Nicola Cornick has recently written an interesting blog piece about historical romance versus historical novels.
(http://nicolacornick.co.uk/blog/2015/03/when-is-historical-romance-not-historical-romance/)
Her lovely blog stimulated me to sort out my views on the subject.
I think both extreme ends of the range of books set in a historical period are easily recognised and acknowledged by all, but it is the section in the middle where controversy rages.
On the far left we have category romance, where the romance is the only thing the author and the reader, presumably, is interested in. Category romance specifically does not want sub-plots and sub-characters running off and doing interesting things, taking interest away from the hero and heroine. The author must focus on the couple in question. These days, interest does not stop at the bedroom door. More and more blow-by-blow encounters are detailed inside the bedroom - or the equivalent. It must be an age thing, but four and five pages of these encounters often have me skipping over them. But I digress. My taste in sex scenes may be a little less graphic, but that isn't what the post is about.

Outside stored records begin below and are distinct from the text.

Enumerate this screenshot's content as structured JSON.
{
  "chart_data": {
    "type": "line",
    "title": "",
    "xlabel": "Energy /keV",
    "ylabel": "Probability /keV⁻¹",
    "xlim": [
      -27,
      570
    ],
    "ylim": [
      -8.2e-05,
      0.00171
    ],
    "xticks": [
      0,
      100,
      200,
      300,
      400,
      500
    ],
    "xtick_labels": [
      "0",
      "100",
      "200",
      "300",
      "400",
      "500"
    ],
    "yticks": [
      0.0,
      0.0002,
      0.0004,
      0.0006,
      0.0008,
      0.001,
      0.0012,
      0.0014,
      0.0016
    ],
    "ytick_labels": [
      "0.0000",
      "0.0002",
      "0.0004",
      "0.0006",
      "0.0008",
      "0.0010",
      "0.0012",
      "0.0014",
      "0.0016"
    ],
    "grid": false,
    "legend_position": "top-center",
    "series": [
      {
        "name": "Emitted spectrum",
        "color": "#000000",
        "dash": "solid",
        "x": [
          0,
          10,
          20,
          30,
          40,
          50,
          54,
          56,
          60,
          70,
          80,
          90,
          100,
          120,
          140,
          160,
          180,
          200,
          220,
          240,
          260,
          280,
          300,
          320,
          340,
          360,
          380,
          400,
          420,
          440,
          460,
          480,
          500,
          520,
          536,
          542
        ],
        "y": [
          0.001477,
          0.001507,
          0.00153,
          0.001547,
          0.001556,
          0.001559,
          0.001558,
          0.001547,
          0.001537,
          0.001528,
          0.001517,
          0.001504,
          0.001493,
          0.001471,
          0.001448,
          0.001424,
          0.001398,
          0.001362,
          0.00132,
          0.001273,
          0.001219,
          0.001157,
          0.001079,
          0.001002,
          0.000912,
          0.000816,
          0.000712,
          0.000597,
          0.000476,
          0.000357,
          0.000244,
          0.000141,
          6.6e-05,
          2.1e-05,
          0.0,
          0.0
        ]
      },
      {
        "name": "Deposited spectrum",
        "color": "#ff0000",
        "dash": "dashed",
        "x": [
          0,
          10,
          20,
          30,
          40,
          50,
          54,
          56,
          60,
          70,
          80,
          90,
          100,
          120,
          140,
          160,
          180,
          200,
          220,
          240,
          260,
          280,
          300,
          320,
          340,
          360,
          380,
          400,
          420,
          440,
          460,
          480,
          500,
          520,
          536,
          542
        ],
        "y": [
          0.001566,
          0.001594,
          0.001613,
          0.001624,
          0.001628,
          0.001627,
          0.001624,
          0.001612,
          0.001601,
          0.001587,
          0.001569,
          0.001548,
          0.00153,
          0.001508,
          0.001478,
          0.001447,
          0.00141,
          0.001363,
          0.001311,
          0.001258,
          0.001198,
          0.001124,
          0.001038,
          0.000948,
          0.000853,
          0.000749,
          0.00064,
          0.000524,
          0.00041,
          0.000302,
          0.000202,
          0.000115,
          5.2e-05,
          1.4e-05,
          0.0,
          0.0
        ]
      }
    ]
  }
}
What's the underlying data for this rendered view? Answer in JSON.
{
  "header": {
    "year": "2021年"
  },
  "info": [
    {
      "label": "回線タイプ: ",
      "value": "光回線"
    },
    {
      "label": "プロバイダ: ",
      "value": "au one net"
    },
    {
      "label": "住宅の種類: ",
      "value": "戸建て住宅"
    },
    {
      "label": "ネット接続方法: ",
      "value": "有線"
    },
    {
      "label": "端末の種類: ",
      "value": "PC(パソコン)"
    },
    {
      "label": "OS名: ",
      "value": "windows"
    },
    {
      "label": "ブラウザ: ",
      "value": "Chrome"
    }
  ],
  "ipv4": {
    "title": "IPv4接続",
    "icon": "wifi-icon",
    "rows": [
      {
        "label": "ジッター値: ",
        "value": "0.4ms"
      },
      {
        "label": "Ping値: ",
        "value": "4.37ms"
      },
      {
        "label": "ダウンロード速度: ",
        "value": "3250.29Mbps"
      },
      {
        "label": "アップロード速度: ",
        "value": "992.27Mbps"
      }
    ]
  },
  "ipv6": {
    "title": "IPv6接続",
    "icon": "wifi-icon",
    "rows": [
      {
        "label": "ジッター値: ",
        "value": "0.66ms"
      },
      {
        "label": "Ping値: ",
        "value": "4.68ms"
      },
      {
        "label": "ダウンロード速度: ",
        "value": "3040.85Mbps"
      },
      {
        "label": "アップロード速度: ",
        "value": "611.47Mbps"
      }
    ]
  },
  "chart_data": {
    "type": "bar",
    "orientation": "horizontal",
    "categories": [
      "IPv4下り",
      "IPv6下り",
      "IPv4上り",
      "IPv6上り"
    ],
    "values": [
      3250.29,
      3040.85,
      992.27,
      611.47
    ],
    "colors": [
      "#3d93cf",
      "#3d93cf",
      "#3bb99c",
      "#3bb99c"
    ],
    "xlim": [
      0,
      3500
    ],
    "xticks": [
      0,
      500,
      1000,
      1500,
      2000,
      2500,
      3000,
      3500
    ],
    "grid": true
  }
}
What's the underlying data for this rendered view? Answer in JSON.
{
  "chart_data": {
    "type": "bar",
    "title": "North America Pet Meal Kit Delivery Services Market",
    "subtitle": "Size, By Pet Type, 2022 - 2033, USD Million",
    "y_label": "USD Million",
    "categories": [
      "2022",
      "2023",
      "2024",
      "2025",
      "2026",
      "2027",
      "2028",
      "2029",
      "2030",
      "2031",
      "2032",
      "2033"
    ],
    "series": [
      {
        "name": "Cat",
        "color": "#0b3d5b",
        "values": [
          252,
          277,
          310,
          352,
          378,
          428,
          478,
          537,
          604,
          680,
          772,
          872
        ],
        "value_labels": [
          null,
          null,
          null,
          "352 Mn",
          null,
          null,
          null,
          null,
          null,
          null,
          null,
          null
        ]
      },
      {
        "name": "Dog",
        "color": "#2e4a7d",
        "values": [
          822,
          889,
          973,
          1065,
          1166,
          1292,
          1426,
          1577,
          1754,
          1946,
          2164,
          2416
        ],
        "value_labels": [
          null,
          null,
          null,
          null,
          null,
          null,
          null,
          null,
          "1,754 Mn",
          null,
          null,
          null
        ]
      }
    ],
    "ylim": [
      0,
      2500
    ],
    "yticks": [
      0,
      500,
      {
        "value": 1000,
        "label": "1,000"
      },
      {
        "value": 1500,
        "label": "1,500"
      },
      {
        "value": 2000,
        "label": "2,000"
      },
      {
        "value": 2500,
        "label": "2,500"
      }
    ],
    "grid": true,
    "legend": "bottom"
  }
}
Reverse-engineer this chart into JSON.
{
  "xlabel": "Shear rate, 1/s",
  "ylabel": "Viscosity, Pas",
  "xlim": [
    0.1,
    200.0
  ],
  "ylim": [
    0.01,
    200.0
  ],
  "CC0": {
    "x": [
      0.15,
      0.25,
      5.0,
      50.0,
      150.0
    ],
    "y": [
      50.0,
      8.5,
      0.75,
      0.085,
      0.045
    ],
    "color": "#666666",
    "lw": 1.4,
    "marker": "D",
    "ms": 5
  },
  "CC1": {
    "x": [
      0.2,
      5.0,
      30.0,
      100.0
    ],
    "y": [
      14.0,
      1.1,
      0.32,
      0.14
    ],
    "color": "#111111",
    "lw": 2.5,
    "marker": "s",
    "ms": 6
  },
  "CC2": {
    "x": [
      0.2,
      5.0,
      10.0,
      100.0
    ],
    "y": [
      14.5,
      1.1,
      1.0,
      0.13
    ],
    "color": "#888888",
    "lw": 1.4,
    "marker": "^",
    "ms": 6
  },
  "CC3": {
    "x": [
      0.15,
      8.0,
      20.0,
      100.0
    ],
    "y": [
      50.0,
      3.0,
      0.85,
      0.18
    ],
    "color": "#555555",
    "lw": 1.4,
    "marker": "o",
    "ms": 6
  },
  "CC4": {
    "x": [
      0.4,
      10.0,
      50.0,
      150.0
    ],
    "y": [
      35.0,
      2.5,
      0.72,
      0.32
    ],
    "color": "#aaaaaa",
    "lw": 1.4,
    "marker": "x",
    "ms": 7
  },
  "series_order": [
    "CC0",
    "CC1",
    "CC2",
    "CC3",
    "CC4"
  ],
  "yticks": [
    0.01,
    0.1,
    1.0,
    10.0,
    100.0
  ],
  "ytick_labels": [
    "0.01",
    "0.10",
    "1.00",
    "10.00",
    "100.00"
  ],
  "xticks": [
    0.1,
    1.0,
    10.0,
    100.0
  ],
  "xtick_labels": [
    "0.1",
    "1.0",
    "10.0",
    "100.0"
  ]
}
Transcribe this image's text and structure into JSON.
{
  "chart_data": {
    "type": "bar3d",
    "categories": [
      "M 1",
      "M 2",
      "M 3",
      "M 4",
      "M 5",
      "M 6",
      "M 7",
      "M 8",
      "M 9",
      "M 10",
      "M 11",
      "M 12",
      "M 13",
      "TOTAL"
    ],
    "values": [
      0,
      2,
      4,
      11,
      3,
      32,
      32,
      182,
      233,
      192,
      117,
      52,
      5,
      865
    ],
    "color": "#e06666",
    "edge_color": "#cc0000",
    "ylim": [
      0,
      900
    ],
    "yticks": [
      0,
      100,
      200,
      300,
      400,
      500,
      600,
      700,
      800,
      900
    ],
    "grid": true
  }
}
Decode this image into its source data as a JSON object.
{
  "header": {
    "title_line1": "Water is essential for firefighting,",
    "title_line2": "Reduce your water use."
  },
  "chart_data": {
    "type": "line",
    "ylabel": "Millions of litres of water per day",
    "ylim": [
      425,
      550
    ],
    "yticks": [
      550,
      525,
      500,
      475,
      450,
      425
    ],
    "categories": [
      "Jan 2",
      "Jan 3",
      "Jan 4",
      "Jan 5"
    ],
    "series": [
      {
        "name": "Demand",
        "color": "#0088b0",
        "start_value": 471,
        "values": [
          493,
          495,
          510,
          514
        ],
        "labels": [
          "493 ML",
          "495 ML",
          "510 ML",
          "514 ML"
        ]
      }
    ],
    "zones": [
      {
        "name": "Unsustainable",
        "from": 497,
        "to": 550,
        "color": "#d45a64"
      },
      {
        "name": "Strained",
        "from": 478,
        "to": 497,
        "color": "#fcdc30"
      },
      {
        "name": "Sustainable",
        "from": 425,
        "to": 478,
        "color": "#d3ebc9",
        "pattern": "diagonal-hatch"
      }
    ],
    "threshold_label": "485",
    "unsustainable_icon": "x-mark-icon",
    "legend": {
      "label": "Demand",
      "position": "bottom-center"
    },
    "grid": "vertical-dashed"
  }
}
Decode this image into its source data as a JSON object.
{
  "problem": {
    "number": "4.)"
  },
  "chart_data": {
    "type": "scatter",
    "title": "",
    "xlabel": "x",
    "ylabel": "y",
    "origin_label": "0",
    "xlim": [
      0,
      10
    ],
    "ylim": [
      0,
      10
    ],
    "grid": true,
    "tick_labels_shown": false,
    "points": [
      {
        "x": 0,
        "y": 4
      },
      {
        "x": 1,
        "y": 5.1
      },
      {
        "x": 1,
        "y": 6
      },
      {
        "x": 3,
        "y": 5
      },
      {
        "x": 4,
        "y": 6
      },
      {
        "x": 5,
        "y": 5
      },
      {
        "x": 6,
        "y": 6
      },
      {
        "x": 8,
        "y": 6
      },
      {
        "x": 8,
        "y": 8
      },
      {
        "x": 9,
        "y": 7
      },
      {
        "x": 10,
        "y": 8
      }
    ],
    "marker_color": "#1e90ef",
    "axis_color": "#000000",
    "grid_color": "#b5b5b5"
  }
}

The other extreme is of course the literary end. These books are often three and four times longer and detail all sorts of other things beside the central romance - if there is one. C J Sansom manages to write almost 450 pages without a central romance featuring at all and I love his books. Cornwell's Sharpe has a few stabs at romance but there is so much more about daring-do, war and skullduggery. Writers like Forester, Clements, Winston Graham, Mitchell, Gabaldon and Parrish follow a similar pattern as we head towards the more middle of the range works.
This where the lines blur. Readers will put authors in differing places on the line. Some will say Gabaldon is literary because she has great swathes about the American War of Independence in her Outlander series. So did Mitchell in Gone with the Wind, but in both those books, the central theme is the love affair between Claire and Jamie, and Scarlett and Rhett. We could be very analytical about it and put every title on a sliding scale of romance v literary-ness, but who has the time? Certainly not me! It is a task for each reader according to their personal taste, should they chose to do it.
The other thing that affects the argument is the male-female reading bias. In general terms, though not everyone fits into these divisions, men like action, women like romance. Men like tighter writing, women want feelings explained. Men's reviews still seem to have more kudos than those written by women. Men, of course, review the Sansom, Forester, Cornwell "serious" type of historical novel. Perhaps they write better reviews? I don't think I've seen this type of historical novel reviewed by a woman, but they must, surely? If not, they ought to.
PS ~ Perhaps Byron had the answer when he said "Man's love is of man's life a part; it is a woman's whole existence." Follow that through and you have an answer to the basic question, though you may not like it.